Dozens of law-enforcement officers — including a double-digit contingent from the FBI — descended on Crothersville in the weeks after the murder. Though Stockelman eventually was convicted of molesting and murdering Katie, the heavy police presence produced a string of other drug-related arrests in the weeks following the murder, Gray said.

Thanks to that, the youths wandering around looking for drugs are gone, or at least underground, he said. Local residents are now tuned in to the presence of methamphetamine and other drugs in the area.
But the clean-up occasioned by the town’s response to the murder hasn’t eased the pain of Katie’s parents, Gray said. When Katie’s mother and father learned that her killer had been tattooed in his prison cell, they weren’t about to feel sorry for him, he said.

“In one of the first interviews he gave after he was in prison, he said prison life wasn’t that bad, kind of like being on vacation,” Gray said. “Well, that is a slap in the face to the parents to hear that from a man who molested and murdered their 10-year-daughter.

“They are not going to feel sorry for him. .. It’s just like he is lucky he got life in prison. Whatever happens to him, they aren’t going to have any regrets or remorse for him.”
I can’t argue with that. Feeling sorry for someone like Stockelman is not in my DNA — or anyone’s, really.
Still, some others have spoken out to say the tattooing was wrong — and triply so because it was apparently done with help from prison employees. They deserve to be heard, too.

Steve Pierson, the Jackson County prosecutor who put Stockelman in prison, said he found the tattooing incident revolting.

“Looking at it objectively, if this guy was Katie Collman’s cousin, then Stockelman might have been killed,” Pierson said. “So all things considered, I am glad that it was a mere tattoo.”
But Pierson said the tattooing — pictures of which were released on the Internet — was obviously the work of a group of inmates who had help from the inside.

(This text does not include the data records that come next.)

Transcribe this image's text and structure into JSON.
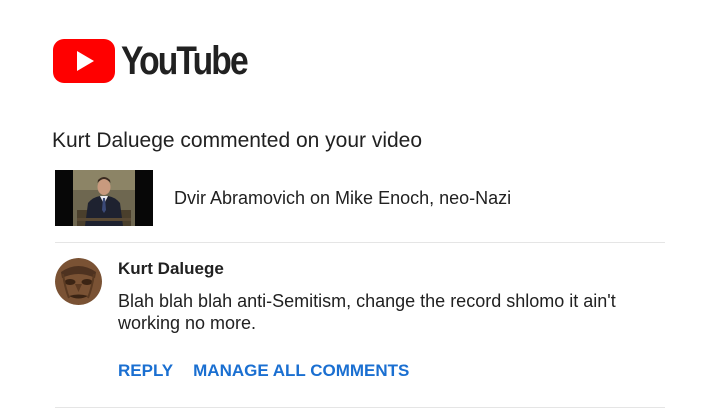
{
  "header": {
    "logo_text": "YouTube",
    "brand_color": "#ff0000"
  },
  "notification": {
    "headline": "Kurt Daluege commented on your video",
    "video": {
      "title": "Dvir Abramovich on Mike Enoch, neo-Nazi"
    },
    "comment": {
      "author": "Kurt Daluege",
      "text": "Blah blah blah anti-Semitism, change the record shlomo it ain't working no more."
    },
    "actions": {
      "reply_label": "REPLY",
      "manage_label": "MANAGE ALL COMMENTS",
      "link_color": "#1a6fd1"
    }
  }
}
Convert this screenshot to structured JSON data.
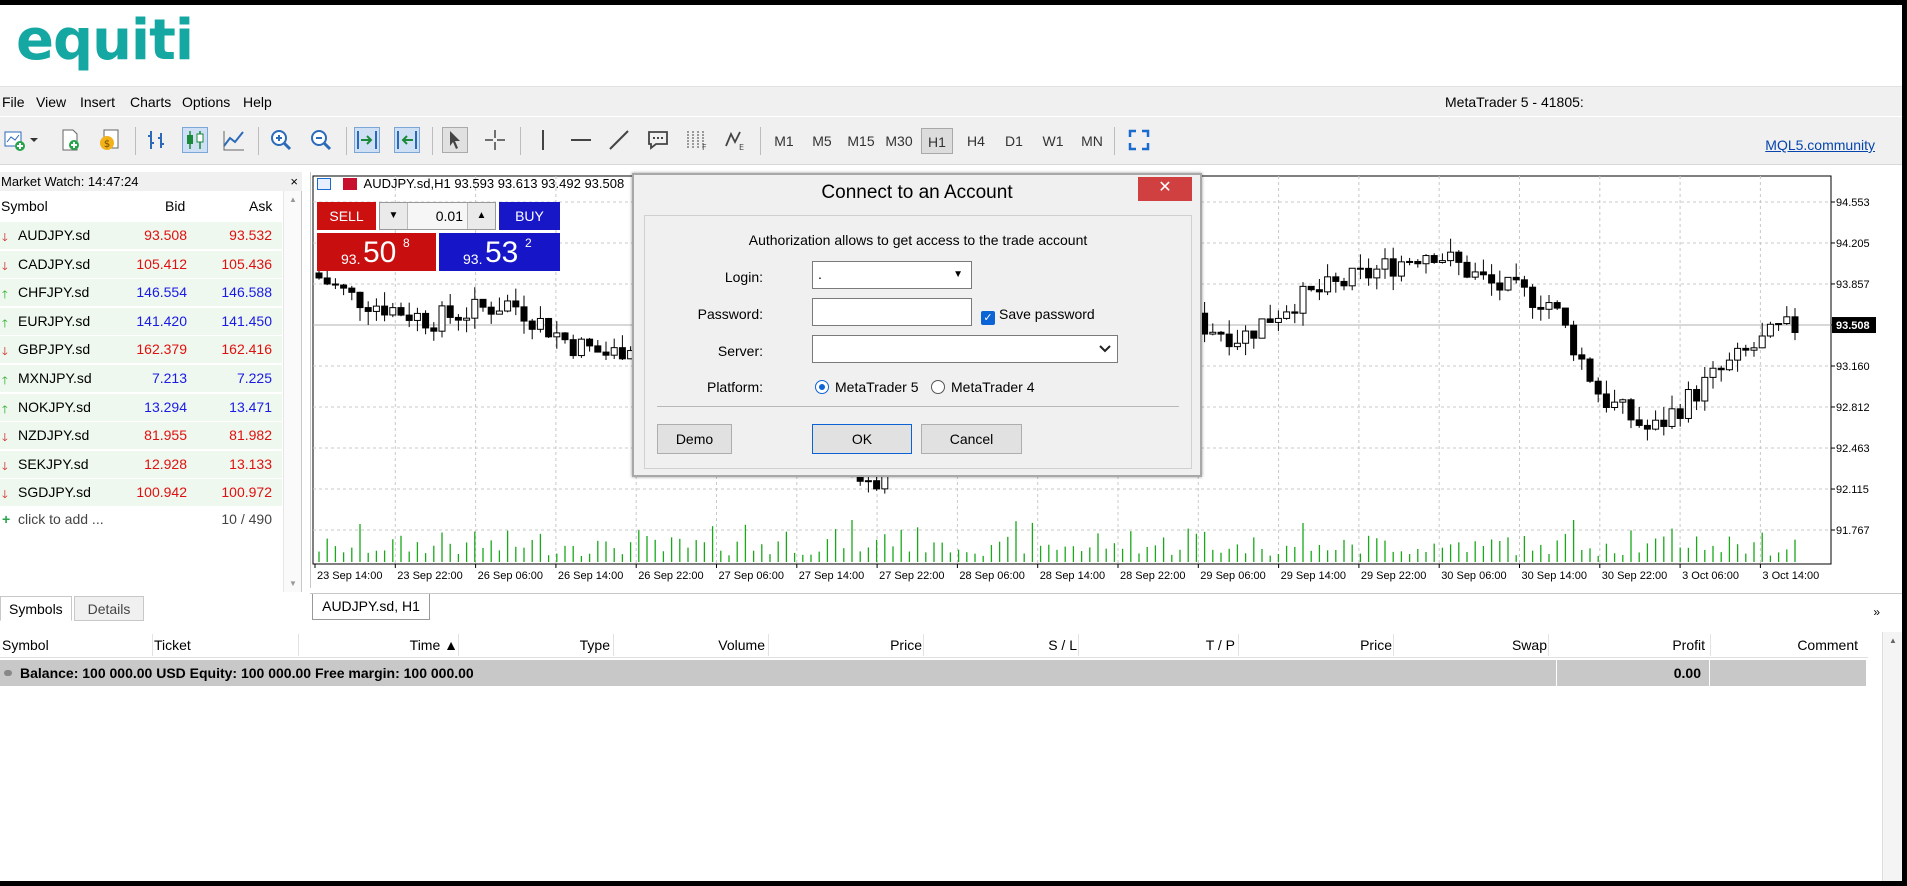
{
  "brand": {
    "logo_text": "equiti"
  },
  "menu": [
    "File",
    "View",
    "Insert",
    "Charts",
    "Options",
    "Help"
  ],
  "app_title": "MetaTrader 5 - 41805:",
  "toolbar": {
    "timeframes": [
      "M1",
      "M5",
      "M15",
      "M30",
      "H1",
      "H4",
      "D1",
      "W1",
      "MN"
    ],
    "active_timeframe": "H1",
    "community_link": "MQL5.community"
  },
  "market_watch": {
    "title": "Market Watch: 14:47:24",
    "close": "×",
    "columns": {
      "symbol": "Symbol",
      "bid": "Bid",
      "ask": "Ask"
    },
    "rows": [
      {
        "dir": "down",
        "symbol": "AUDJPY.sd",
        "bid": "93.508",
        "ask": "93.532"
      },
      {
        "dir": "down",
        "symbol": "CADJPY.sd",
        "bid": "105.412",
        "ask": "105.436"
      },
      {
        "dir": "up",
        "symbol": "CHFJPY.sd",
        "bid": "146.554",
        "ask": "146.588"
      },
      {
        "dir": "up",
        "symbol": "EURJPY.sd",
        "bid": "141.420",
        "ask": "141.450"
      },
      {
        "dir": "down",
        "symbol": "GBPJPY.sd",
        "bid": "162.379",
        "ask": "162.416"
      },
      {
        "dir": "up",
        "symbol": "MXNJPY.sd",
        "bid": "7.213",
        "ask": "7.225"
      },
      {
        "dir": "up",
        "symbol": "NOKJPY.sd",
        "bid": "13.294",
        "ask": "13.471"
      },
      {
        "dir": "down",
        "symbol": "NZDJPY.sd",
        "bid": "81.955",
        "ask": "81.982"
      },
      {
        "dir": "down",
        "symbol": "SEKJPY.sd",
        "bid": "12.928",
        "ask": "13.133"
      },
      {
        "dir": "down",
        "symbol": "SGDJPY.sd",
        "bid": "100.942",
        "ask": "100.972"
      }
    ],
    "add_label": "click to add ...",
    "count": "10 / 490",
    "tabs": [
      "Symbols",
      "Details"
    ]
  },
  "chart": {
    "header": "AUDJPY.sd,H1  93.593 93.613 93.492 93.508",
    "tab_label": "AUDJPY.sd, H1",
    "current_price": "93.508",
    "price_labels": [
      "94.553",
      "94.205",
      "93.857",
      "93.508",
      "93.160",
      "92.812",
      "92.463",
      "92.115",
      "91.767"
    ],
    "time_labels": [
      "23 Sep 14:00",
      "23 Sep 22:00",
      "26 Sep 06:00",
      "26 Sep 14:00",
      "26 Sep 22:00",
      "27 Sep 06:00",
      "27 Sep 14:00",
      "27 Sep 22:00",
      "28 Sep 06:00",
      "28 Sep 14:00",
      "28 Sep 22:00",
      "29 Sep 06:00",
      "29 Sep 14:00",
      "29 Sep 22:00",
      "30 Sep 06:00",
      "30 Sep 14:00",
      "30 Sep 22:00",
      "3 Oct 06:00",
      "3 Oct 14:00"
    ]
  },
  "trade_panel": {
    "sell": "SELL",
    "buy": "BUY",
    "volume": "0.01",
    "sell_price": {
      "prefix": "93.",
      "big": "50",
      "sup": "8"
    },
    "buy_price": {
      "prefix": "93.",
      "big": "53",
      "sup": "2"
    }
  },
  "dialog": {
    "title": "Connect to an Account",
    "close": "✕",
    "info": "Authorization allows to get access to the trade account",
    "login_label": "Login:",
    "login_value": ".",
    "password_label": "Password:",
    "password_value": "",
    "save_password": "Save password",
    "server_label": "Server:",
    "server_value": "",
    "platform_label": "Platform:",
    "platform_options": [
      "MetaTrader 5",
      "MetaTrader 4"
    ],
    "selected_platform": "MetaTrader 5",
    "buttons": {
      "demo": "Demo",
      "ok": "OK",
      "cancel": "Cancel"
    }
  },
  "toolbox": {
    "columns": [
      "Symbol",
      "Ticket",
      "Time ▲",
      "Type",
      "Volume",
      "Price",
      "S / L",
      "T / P",
      "Price",
      "Swap",
      "Profit",
      "Comment"
    ],
    "balance_text": "Balance: 100 000.00 USD  Equity: 100 000.00  Free margin: 100 000.00",
    "profit": "0.00"
  },
  "colors": {
    "brand": "#15a8a3",
    "sell": "#cc1010",
    "buy": "#1717c8",
    "bullish_volume": "#1aa81a",
    "close_button": "#d04040"
  },
  "icons": [
    "new-chart-icon",
    "new-order-icon",
    "zoom-in-icon",
    "zoom-out-icon",
    "cursor-icon",
    "crosshair-icon",
    "fullscreen-icon"
  ]
}
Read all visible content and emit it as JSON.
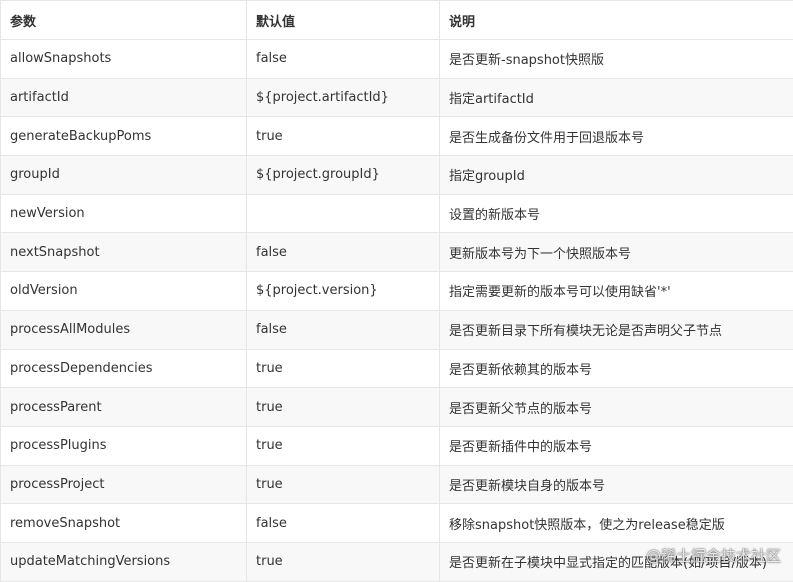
{
  "table": {
    "headers": [
      "参数",
      "默认值",
      "说明"
    ],
    "rows": [
      [
        "allowSnapshots",
        "false",
        "是否更新-snapshot快照版"
      ],
      [
        "artifactId",
        "${project.artifactId}",
        "指定artifactId"
      ],
      [
        "generateBackupPoms",
        "true",
        "是否生成备份文件用于回退版本号"
      ],
      [
        "groupId",
        "${project.groupId}",
        "指定groupId"
      ],
      [
        "newVersion",
        "",
        "设置的新版本号"
      ],
      [
        "nextSnapshot",
        "false",
        "更新版本号为下一个快照版本号"
      ],
      [
        "oldVersion",
        "${project.version}",
        "指定需要更新的版本号可以使用缺省'*'"
      ],
      [
        "processAllModules",
        "false",
        "是否更新目录下所有模块无论是否声明父子节点"
      ],
      [
        "processDependencies",
        "true",
        "是否更新依赖其的版本号"
      ],
      [
        "processParent",
        "true",
        "是否更新父节点的版本号"
      ],
      [
        "processPlugins",
        "true",
        "是否更新插件中的版本号"
      ],
      [
        "processProject",
        "true",
        "是否更新模块自身的版本号"
      ],
      [
        "removeSnapshot",
        "false",
        "移除snapshot快照版本，使之为release稳定版"
      ],
      [
        "updateMatchingVersions",
        "true",
        "是否更新在子模块中显式指定的匹配版本(如/项目/版本)"
      ]
    ]
  },
  "watermark": "@稀土掘金技术社区"
}
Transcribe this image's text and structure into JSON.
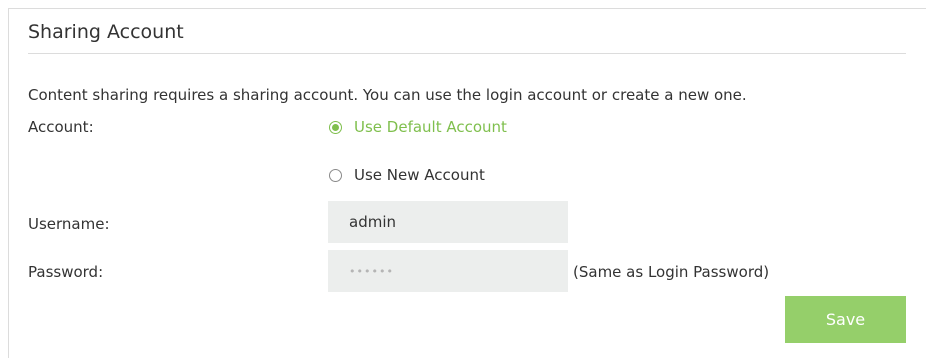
{
  "section": {
    "title": "Sharing Account",
    "description": "Content sharing requires a sharing account. You can use the login account or create a new one."
  },
  "account": {
    "label": "Account:",
    "options": [
      {
        "label": "Use Default Account",
        "selected": true
      },
      {
        "label": "Use New Account",
        "selected": false
      }
    ]
  },
  "username": {
    "label": "Username:",
    "value": "admin"
  },
  "password": {
    "label": "Password:",
    "value": "••••••",
    "hint": "(Same as Login Password)"
  },
  "actions": {
    "save_label": "Save"
  },
  "colors": {
    "accent": "#7fbf4d",
    "button": "#95cf6a",
    "input_bg": "#eceeed"
  }
}
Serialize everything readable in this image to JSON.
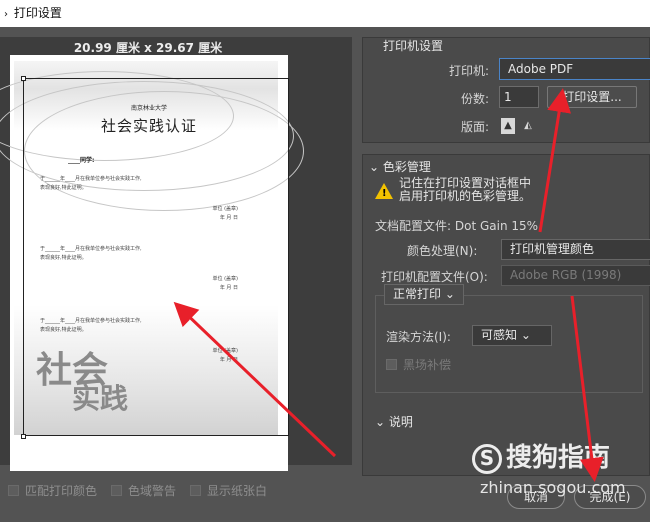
{
  "window": {
    "title": "打印设置"
  },
  "preview": {
    "dimensions": "20.99 厘米 x 29.67 厘米",
    "certificate": {
      "school": "南京林业大学",
      "title": "社会实践认证",
      "student_label": "同学:",
      "body_line1": "于______年____月在我单位参与社会实践工作,",
      "body_line2": "表现良好,特此证明。",
      "sign_unit": "单位 (盖章)",
      "sign_date": "年  月  日",
      "big_text_1": "社会",
      "big_text_2": "实践"
    }
  },
  "bottom_options": [
    {
      "label": "匹配打印颜色"
    },
    {
      "label": "色域警告"
    },
    {
      "label": "显示纸张白"
    }
  ],
  "printer_settings": {
    "section_title": "打印机设置",
    "printer_label": "打印机:",
    "printer_value": "Adobe PDF",
    "copies_label": "份数:",
    "copies_value": "1",
    "print_settings_button": "打印设置...",
    "layout_label": "版面:"
  },
  "color_management": {
    "section_title": "色彩管理",
    "warning_line1": "记住在打印设置对话框中",
    "warning_line2": "启用打印机的色彩管理。",
    "doc_profile": "文档配置文件: Dot Gain 15%",
    "color_handling_label": "颜色处理(N):",
    "color_handling_value": "打印机管理颜色",
    "printer_profile_label": "打印机配置文件(O):",
    "printer_profile_value": "Adobe RGB (1998)",
    "print_mode": "正常打印",
    "render_label": "渲染方法(I):",
    "render_value": "可感知",
    "black_point": "黑场补偿"
  },
  "description": {
    "section_title": "说明"
  },
  "footer": {
    "cancel": "取消",
    "done": "完成(E)"
  },
  "watermark": {
    "brand": "搜狗指南",
    "url": "zhinan.sogou.com",
    "logo_letter": "S"
  },
  "colors": {
    "arrow": "#e8202a",
    "accent_border": "#4a84c8",
    "warning": "#f2c200"
  }
}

“I deplore all forms of crime.  ... It leaked through the guards. There was complicity there or that could never have happened,” he said.

A spokesman for the Indiana Department of Corrections told me two guards have been fired, but that no evidence was discovered to suggest they helped with the tattooing itself.
Pierson said it appears that Harris, 22, entered Stockelman’s open cell and told him to either submit to the tattoo or be killed. Stockelman submitted.

Harris got a lot of praise on the Internet, and elsewhere, for his antics. But he hardly knew Katie, and he is deserving of nothing but contempt. Like the thugs who murdered Jeffrey Dahmer in his cell, or the inmates who killed former pedophile priest John Geoghan, Harris was just another cheap con looking for easy marks.
Our justice system doesn’t need any help from the likes of Jared Harris, and the rest of us are better just saying so.